Rudrur is a town and Mandal headquarter located in Nizamabad district of Telangana in the Banswada Assembly Constituency, India.

==History==
Rudrur has been declared as new mandal under Nizamabad District on 23/08/2016.

Rudrur has a long history, and there are many forts and ancient Temples. It was once under the rule of Rani Rudhrama Devi subordinates.

Rudrur is located in Nizamabad district, Telangana State with total 2452 families residing. The Rudrur has population of 10164 of which 4934 are males while 5230 are females as per Population Census 2011.

In Rudrur population of children with age 0-6 is 976 which makes up 9.60% of total population. Average Sex Ratio of Rudrur is 1060 which is higher than Telangana state average of 993. Child Sex Ratio for the Rudrur as per census is 1033, higher than Telangana average of 939.

Rudrur has lower literacy rate compared to Telangana. In 2011, literacy rate of Rudrur was 58.48% compared to 67.02% of Telangana. In Rudrur Male literacy stands at 68.01% while female literacy rate was 49.51%.
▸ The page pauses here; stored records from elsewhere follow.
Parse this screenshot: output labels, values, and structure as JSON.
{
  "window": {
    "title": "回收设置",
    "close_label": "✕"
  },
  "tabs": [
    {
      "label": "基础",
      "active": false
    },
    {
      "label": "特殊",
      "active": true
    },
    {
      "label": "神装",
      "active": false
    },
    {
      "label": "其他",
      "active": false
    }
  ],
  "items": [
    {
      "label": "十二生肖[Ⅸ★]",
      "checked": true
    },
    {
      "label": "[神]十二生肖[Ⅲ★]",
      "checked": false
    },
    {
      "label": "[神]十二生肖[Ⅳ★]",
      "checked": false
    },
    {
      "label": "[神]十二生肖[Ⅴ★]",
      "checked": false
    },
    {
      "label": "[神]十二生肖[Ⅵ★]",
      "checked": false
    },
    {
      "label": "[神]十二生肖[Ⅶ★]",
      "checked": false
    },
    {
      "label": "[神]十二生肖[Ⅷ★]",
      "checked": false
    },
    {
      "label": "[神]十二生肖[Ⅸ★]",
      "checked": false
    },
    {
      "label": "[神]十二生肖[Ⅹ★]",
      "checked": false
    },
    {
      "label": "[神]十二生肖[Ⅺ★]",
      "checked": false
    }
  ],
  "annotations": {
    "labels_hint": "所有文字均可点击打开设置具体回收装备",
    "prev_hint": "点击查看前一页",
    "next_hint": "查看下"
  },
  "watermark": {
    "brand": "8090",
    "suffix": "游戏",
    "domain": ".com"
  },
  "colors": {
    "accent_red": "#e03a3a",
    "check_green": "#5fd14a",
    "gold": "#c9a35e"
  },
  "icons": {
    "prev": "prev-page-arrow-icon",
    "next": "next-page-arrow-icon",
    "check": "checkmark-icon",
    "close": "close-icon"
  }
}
As per constitution of India and Panchyati Raaj Act, Rudrur is administrated by Sarpanch (Head of Village) who is the elected representative of the locality.

== Research ==
A Regional Sugarcane and Rice Research Station (RS & RRS), Rudrur is established to conduct research activities on development of new varieties and technologies in Sugarcane, Rice and Soybean Crops. The research will help to meet the needs of the Telangana farmers. RS & RRS has so far developed some Sugarcane and Rice varieties.